Lillian patiently waited for me while I went to the summit of Mt Tongariro. She was pretty sure that this was as far as she had come in 2008, though some old photos that we looked at later showed she had actually walked all the way to the summit; I guess one of the advantages of the cloudy conditions in 2008 was that we could not see how far we had to go! The Blue Lake and one of the Emerald Lakes are behind Lillian.

The summit of Mt Tongariro is the rocky peak in the centre of this photo. The path is visible traversing across the scree slope on the right. It would be easy to get disorientated in the cloud, and given that you need to ignore a ‘Go Back’ sign, it goes without saying that you shouldn’t attempt to walk up the peak unless you are confident navigating in the mountains. The round trip to the summit and back from where I left Lillian took me 40 minutes but I was moving quickly.

The view from the top of Mt Tongariro. As I approached the summit, Mt Ruapehu came into view from behind Mt Ngauruhoe.

We re-joined the main trail and soon reached the highest point, which gives a view into the Red Crater. This photo does not do justice to the redness of the rock and earth.

When we walked the Crossing in 2008, a gap in the cloud opened just as we were about to descend to the Emerald Lakes. This photo is replica of one we took on that earlier trip, with the main difference being that in 2008 Lillian was wearing her waterproof shell. This time it was hot, so hot that we had to ration our water (we had brought 1.5 litres each which was not enough).

The descent from the Red Crater to the Emerald Lakes is a steep path covered with gravel and stones. A few of the walkers were struggling on the loose surface. It wasn’t a problem but when the trail is busy I imagine this could be a bit of choke point!

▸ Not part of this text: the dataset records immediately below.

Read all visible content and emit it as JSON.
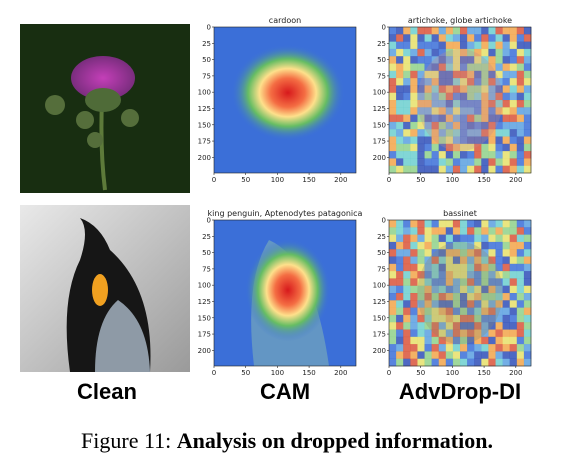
{
  "figure": {
    "rows": [
      {
        "cam_title": "cardoon",
        "adv_title": "artichoke, globe artichoke"
      },
      {
        "cam_title": "king penguin, Aptenodytes patagonica",
        "adv_title": "bassinet"
      }
    ],
    "xticks": [
      "0",
      "50",
      "100",
      "150",
      "200"
    ],
    "yticks": [
      "0",
      "25",
      "50",
      "75",
      "100",
      "125",
      "150",
      "175",
      "200"
    ],
    "labels": [
      "Clean",
      "CAM",
      "AdvDrop-DI"
    ],
    "caption": {
      "prefix": "Figure 11:",
      "bold": "Analysis on dropped information."
    }
  }
}
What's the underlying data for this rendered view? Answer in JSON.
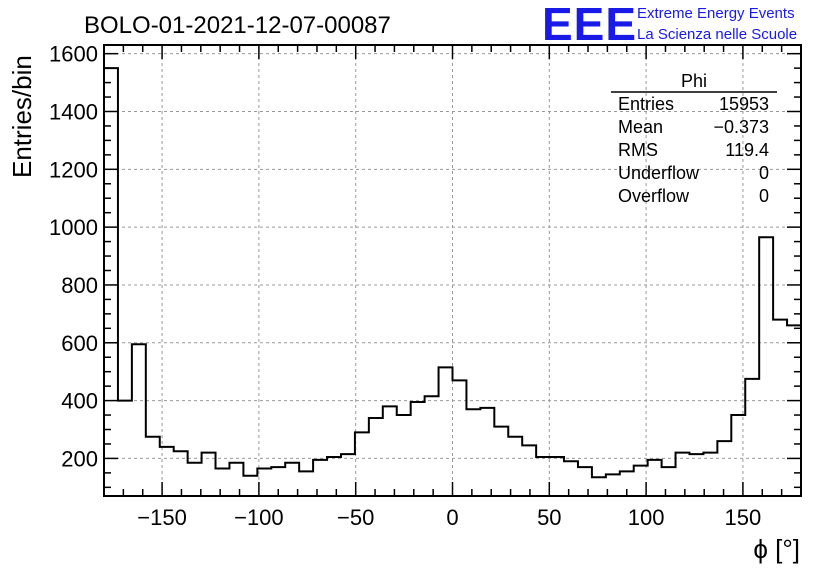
{
  "title": "BOLO-01-2021-12-07-00087",
  "logo": {
    "mark": "EEE",
    "line1": "Extreme Energy Events",
    "line2": "La Scienza nelle Scuole",
    "color": "#1a1ae6"
  },
  "stats": {
    "name": "Phi",
    "rows": [
      {
        "label": "Entries",
        "value": "15953"
      },
      {
        "label": "Mean",
        "value": "−0.373"
      },
      {
        "label": "RMS",
        "value": "119.4"
      },
      {
        "label": "Underflow",
        "value": "0"
      },
      {
        "label": "Overflow",
        "value": "0"
      }
    ]
  },
  "chart_data": {
    "type": "bar",
    "style": "step-histogram",
    "title": "BOLO-01-2021-12-07-00087",
    "xlabel": "ϕ [°]",
    "ylabel": "Entries/bin",
    "xlim": [
      -180,
      180
    ],
    "ylim": [
      70,
      1630
    ],
    "grid": true,
    "bin_width": 7.2,
    "x_ticks": [
      -150,
      -100,
      -50,
      0,
      50,
      100,
      150
    ],
    "x_tick_labels": [
      "−150",
      "−100",
      "−50",
      "0",
      "50",
      "100",
      "150"
    ],
    "y_ticks": [
      200,
      400,
      600,
      800,
      1000,
      1200,
      1400,
      1600
    ],
    "y_tick_labels": [
      "200",
      "400",
      "600",
      "800",
      "1000",
      "1200",
      "1400",
      "1600"
    ],
    "values": [
      1550,
      400,
      595,
      275,
      240,
      225,
      185,
      220,
      165,
      185,
      140,
      165,
      170,
      185,
      155,
      195,
      205,
      215,
      290,
      340,
      380,
      350,
      395,
      415,
      515,
      470,
      370,
      375,
      310,
      275,
      245,
      205,
      205,
      190,
      170,
      135,
      145,
      155,
      175,
      195,
      170,
      220,
      215,
      220,
      260,
      350,
      475,
      965,
      680,
      660
    ]
  }
}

There are three Emerald Lakes with a small trail around the lowest of them which is a pleasant diversion.

From the next section of trail, above the Blue Lake, there is a great view of a (relatively) recent lava flow from the Red Crater. To be specific it is an 1800 year old black basaltic-andesite flow; for more information on the geology that you’ll come across on the Crossing see this post.

After the Blue Lake, the trail goes down… and down… and down. Since our 2008 visit it has been reinforced so it much easier underfoot. I guess it must have been tougher 14 years ago, but nevertheless the descent completely destroyed our legs with Lillian still hobbling around three days later.

My feet were feeling sore on the descent so I persuaded Lillian to stop for a foot soak in one of the streams we crossed. The water was grey and warm but still felt soothing… I think it was the outflow from the Ketetahi Hot Springs.

We also noticed that the trail down took a different route from 14 years ago, with I think a new trail below the Keretahi Shelter. This would make sense as the previous Keretahi hut was destroyed in a 2012 eruption of Mt Tongariro. Yes, 2012, five years after we first walked over the Crossing! An impressive video of that eruption is here. Towards the end of the descent, the laher flow (see above) that resulted from that eruption means that the stream is now flowing along what appears to be a new river-bed. At one point the stream splits into two which I’ve never see in a mature stream system.

Once we reached the official end of the trail, we still had a 1km trudge down the gravel road back to the parking area, hugging the edge where there was some shade from the forest. We had been dreaming of the two cans of Diet Coke and bottle of warm water that were in the back of our car.  When we finally got there, the luke-warm Coke was delicious!

Strava Stats

Total Distance : 25.6km

Total Ascent: 999m

Cumulative Walking Time (not including stops) at key points: South Crater (1 hour 35 mins), turn off for Mt Tongariro just before the Red Crater (2 hours 15 minutes), return to trail after climbing Mt Tongariro ( 3 hours 10 minutes), start of the descent just after the Blue Lake (4 hours), end of trail (6 hours 15 minutes), shuttle carpark (6 hours 25 minutes).